Sur les demandes accessoires
Mme [P] [X] épouse [C] et M. [I] [C], parties perdantes, supporteront la charge des dépens en application de l’article 696 du code de procédure civile, qui comprendront notamment le coût du commandement de payer.
Il n’apparaît pas inéquitable, au regard de la situation réciproque de chacune des parties, de laisser à la charge de la société d’HLM Logirem les sommes exposées par elle dans la présente instance.

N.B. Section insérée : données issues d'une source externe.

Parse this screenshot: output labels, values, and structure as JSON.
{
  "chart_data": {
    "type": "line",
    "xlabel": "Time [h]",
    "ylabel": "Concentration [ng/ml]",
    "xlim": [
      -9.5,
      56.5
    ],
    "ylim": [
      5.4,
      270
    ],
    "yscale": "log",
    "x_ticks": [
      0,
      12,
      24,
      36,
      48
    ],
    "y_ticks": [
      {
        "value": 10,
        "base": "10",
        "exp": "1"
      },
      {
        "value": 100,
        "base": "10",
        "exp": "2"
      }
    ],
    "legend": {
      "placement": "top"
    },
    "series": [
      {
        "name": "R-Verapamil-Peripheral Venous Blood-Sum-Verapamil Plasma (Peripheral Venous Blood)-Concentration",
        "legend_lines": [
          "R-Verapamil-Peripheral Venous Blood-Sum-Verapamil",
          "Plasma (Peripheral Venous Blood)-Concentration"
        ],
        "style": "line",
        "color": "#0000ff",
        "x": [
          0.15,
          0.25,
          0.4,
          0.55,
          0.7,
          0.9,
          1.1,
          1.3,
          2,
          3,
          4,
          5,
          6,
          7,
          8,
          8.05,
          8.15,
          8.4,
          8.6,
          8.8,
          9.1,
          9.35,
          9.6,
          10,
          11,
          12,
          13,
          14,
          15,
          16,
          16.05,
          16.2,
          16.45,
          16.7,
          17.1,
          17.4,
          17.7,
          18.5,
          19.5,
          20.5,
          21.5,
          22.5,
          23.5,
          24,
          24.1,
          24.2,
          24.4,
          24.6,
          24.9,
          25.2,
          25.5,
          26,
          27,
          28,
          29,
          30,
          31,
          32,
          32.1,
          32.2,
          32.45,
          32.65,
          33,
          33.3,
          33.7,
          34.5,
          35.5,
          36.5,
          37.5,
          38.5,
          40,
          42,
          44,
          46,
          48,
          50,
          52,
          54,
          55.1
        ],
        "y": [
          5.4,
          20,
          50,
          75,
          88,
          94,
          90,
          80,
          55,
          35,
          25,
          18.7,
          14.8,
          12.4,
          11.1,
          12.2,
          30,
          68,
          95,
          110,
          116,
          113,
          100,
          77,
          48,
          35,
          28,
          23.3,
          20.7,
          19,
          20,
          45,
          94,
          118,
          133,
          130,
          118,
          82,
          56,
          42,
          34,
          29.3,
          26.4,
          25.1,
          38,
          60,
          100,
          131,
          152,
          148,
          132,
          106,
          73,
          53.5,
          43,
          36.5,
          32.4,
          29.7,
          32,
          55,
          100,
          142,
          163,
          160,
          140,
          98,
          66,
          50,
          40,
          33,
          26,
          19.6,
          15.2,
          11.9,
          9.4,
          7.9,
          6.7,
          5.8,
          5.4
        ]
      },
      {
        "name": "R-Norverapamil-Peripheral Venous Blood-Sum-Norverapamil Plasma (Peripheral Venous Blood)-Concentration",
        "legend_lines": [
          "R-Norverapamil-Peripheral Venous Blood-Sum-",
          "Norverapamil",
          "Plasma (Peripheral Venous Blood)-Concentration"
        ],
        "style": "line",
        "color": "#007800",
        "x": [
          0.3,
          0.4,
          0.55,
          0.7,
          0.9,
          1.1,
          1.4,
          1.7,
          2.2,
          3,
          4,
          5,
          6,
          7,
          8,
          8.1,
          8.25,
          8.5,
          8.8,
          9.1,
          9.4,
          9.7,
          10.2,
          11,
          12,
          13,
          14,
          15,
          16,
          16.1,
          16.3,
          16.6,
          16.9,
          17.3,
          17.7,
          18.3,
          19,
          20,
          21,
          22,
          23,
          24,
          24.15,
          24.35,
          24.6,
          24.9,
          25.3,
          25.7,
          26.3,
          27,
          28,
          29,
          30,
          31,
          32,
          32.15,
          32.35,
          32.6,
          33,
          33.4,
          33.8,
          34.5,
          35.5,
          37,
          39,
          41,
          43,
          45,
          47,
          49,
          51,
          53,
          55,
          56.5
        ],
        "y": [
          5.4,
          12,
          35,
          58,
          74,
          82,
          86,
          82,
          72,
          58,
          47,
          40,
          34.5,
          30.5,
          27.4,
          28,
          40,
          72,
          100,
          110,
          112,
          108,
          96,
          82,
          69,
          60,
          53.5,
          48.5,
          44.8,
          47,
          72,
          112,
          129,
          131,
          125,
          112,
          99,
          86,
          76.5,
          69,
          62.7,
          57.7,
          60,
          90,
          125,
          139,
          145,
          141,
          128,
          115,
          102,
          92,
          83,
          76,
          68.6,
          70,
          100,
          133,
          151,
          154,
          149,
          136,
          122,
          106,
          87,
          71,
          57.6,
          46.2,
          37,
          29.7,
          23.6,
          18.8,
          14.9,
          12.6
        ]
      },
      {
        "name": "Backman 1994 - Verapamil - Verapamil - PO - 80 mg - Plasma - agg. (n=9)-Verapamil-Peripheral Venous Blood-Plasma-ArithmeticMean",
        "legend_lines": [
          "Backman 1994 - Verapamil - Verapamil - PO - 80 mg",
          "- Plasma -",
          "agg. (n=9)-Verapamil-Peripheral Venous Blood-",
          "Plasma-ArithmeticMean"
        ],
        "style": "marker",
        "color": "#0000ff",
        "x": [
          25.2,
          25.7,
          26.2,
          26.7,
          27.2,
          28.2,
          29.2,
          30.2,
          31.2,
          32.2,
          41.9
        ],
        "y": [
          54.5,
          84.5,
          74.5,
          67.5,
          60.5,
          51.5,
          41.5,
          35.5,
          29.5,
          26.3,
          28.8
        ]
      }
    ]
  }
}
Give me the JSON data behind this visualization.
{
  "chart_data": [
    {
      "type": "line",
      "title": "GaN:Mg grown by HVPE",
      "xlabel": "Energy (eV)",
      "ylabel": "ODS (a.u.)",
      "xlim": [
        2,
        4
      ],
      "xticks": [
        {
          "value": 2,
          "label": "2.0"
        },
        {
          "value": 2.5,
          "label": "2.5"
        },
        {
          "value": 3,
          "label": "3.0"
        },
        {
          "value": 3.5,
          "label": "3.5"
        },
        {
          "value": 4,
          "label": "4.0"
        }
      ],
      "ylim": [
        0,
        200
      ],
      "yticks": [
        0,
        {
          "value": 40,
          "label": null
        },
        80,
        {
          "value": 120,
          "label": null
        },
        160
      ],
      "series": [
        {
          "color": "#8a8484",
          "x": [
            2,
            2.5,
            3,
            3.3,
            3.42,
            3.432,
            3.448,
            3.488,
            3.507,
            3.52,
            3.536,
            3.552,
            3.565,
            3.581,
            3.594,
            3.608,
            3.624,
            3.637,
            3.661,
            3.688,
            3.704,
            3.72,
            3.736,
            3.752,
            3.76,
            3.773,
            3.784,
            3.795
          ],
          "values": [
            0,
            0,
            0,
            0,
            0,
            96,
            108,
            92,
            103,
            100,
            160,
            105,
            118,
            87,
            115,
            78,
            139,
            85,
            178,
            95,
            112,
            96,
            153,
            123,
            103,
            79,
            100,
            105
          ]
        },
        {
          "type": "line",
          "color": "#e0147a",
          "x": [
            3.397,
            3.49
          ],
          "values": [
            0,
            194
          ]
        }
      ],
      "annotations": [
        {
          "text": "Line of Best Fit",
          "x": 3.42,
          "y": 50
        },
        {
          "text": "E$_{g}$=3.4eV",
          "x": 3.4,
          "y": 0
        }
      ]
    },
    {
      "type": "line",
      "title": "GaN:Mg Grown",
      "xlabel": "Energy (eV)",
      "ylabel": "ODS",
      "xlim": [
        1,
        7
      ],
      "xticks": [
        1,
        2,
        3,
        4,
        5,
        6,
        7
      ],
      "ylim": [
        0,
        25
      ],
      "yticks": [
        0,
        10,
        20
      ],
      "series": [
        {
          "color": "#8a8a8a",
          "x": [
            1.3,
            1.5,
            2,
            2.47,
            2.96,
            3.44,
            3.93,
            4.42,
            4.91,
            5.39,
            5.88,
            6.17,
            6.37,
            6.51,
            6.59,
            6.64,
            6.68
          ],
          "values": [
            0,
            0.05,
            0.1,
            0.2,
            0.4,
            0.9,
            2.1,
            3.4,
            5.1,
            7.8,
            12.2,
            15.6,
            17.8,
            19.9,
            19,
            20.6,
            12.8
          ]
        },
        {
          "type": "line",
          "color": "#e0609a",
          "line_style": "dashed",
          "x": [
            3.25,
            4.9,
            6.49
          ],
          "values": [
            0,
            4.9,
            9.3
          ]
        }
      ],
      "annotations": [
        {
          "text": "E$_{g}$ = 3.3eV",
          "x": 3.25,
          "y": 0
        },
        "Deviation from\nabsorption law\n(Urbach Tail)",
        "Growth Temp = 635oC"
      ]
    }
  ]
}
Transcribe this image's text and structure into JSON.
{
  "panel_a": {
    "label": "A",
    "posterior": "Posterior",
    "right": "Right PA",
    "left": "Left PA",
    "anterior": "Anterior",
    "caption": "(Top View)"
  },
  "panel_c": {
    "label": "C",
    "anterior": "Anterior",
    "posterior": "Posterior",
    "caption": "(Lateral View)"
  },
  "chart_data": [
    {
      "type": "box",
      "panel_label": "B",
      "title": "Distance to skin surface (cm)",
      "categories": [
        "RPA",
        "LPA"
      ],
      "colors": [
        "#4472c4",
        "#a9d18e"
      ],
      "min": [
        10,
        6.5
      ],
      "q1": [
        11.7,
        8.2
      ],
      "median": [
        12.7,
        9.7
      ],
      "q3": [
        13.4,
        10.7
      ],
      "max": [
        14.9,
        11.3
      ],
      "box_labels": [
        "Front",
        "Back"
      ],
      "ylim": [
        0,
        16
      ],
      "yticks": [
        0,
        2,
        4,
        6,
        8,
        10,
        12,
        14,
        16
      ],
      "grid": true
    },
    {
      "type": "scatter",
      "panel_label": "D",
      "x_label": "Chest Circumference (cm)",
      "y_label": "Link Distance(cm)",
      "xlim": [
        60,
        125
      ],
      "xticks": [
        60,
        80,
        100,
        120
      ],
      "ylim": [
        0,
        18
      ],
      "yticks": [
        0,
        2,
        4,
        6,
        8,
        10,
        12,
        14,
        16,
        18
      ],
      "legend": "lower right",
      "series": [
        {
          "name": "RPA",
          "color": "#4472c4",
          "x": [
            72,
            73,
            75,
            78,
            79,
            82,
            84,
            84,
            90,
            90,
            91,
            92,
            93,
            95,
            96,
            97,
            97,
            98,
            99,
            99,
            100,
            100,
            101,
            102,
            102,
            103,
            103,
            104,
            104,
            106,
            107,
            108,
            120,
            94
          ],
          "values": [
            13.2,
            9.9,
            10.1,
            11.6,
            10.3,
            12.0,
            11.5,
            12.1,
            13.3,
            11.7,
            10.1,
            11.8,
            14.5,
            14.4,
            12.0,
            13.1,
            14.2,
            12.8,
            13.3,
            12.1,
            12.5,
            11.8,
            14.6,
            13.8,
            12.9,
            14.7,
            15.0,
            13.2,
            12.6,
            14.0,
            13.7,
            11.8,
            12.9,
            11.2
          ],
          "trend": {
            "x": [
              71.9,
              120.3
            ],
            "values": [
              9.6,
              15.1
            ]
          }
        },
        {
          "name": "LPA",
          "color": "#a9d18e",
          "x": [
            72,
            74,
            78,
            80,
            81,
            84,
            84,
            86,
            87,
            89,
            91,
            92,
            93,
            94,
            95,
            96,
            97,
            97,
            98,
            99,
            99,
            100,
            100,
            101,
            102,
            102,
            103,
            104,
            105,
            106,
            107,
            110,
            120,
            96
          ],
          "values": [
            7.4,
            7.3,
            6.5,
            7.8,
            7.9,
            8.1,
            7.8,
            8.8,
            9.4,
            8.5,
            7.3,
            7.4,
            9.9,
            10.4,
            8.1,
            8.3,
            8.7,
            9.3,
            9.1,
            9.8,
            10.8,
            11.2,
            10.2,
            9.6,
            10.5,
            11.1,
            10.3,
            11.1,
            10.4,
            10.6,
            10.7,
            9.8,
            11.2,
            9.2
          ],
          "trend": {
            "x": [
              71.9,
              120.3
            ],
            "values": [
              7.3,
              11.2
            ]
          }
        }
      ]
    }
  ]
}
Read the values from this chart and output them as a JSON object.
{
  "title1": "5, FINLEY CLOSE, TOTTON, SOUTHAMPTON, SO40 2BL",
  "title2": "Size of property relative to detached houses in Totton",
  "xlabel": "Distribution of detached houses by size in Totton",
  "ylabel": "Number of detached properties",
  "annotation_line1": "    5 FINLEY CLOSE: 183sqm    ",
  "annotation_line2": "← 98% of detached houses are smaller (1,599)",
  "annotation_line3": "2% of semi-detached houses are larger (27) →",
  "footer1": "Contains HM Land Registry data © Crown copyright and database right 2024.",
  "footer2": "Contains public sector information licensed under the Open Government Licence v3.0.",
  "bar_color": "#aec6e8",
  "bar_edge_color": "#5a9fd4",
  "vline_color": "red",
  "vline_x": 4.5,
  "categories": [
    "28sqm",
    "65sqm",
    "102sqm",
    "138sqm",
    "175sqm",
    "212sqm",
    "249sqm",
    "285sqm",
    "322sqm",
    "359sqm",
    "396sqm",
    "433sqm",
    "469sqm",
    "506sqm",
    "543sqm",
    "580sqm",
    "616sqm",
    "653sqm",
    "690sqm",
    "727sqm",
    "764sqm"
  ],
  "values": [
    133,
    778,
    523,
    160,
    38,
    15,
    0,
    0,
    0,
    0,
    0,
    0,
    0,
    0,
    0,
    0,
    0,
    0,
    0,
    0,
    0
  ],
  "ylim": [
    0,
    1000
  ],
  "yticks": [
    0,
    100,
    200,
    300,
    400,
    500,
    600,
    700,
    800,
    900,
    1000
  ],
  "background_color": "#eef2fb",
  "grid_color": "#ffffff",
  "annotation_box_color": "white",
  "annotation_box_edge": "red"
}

La présente décision est exécutoire à titre provisoire, conformément à l’article 514 du code de procédure civile.
PAR CES MOTIFS
Le juge des contentieux de la protection statuant en référé, par ordonnance contradictoire rendue en premier ressort et mise à disposition au greffe,
Au principal, RENVOIE les parties à se pourvoir ainsi qu’elles aviseront mais, dès à présent,
DECLARE la demande de constatation de l’acquisition de la clause résolutoire recevable ;
CONSTATE que les conditions d’acquisition de la clause résolutoire figurant au bail conclu le 5 novembre 2015 entre la société d’HLM Logirem et Mme [P] [X] épouse [C] et M. [I] [C] concernant le logement, situé [Adresse 3] sont réunies à la date du 29 janvier 2023 ;
CONDAMNE Mme [P] [X] épouse [C] et M. [I] [C] à verser à la société d’HLM Logirem, à titre provisionnel, la somme de 2 912,14 euros décompte arrêté au 30 septembre 2023, incluant la mensualité de septembre, correspondant à l’arriéré de loyers, charges et indemnités d’occupation, avec les intérêts au taux légal sur la somme de 2 474,83 euros à compter du 29 novembre 2022 et à compter du prononcé de la décision pour le surplus ;
AUTORISE Mme [P] [X] épouse [C] et M. [I] [C] à s’acquitter de la dette par 36 acomptes successifs et mensuels de 80,84 euros, payables avant le 5 de chaque mois et pour la première fois, le 5 du mois suivant la signification de la présente décision, et jusqu’à extinction de la dette, la dernière mensualité étant majorée du solde de la dette, des intérêts et frais,
RAPPELLE que ces sommes sont à verser en plus du loyer et des charges courants à leur date d’exigibilité;
SUSPEND les effets de la clause résolutoire pendant l’exécution des délais accordés;
DIT que si les délais accordés sont entièrement respectés, la clause résolutoire sera réputée n’avoir jamais été acquise ;
RAPPELLE qu’à défaut de paiement d’une seule des mensualités à son terme ou du loyer courant :
— la dette deviendra immédiatement exigible,
— la clause résolutoire reprendra tous ses effets,
— faute de départ volontaire des lieux loués dans les deux mois après la signification du commandement d’avoir à quitter les lieux, il pourra être procédé à l’expulsion, de Mme [P] [X] épouse [C] et M. [I] [C] et de tous occupants de leur chef, avec le concours de la force publique et d’un serrurier le cas échéant, étant rappelé que le sort des meubles et effets se trouvant dans le local sera réglé conformément aux articles L. 433-1 et suivants et R. 433-1 et suivants du Code des procédures civiles d’exécution,
— Mme [P] [X] épouse [C] et M. [I] [C] seront tenus au paiement d’une indemnité mensuelle d’occupation provisionnelle égale au montant du loyer et des charges qui auraient été dus en l’absence de résiliation du bail jusqu’à la date de la libération effective et définitive des lieux caractérisée par la remise des clefs au bailleur ou à son mandataire, laquelle sera révisée comme le loyer, soit 655,21 euros à ce jour ;
REJETTE le surplus des demandes ;
CONDAMNE Mme [P] [X] épouse [C] et M. [I] [C] aux dépens, qui comprendront notamment le coût du commandement de payer ;
REJETTE la demande de la société d’HLM Logirem formée au titre de l’article 700 du code de procédure civile ;
RAPPELLE que la présente ordonnance est exécutoire de plein droit à titre provisoire.
Ainsi jugé et prononcé par ordonnance signée les jour, mois et an susdits par le président et le greffier susnommés et mise à disposition au greffe.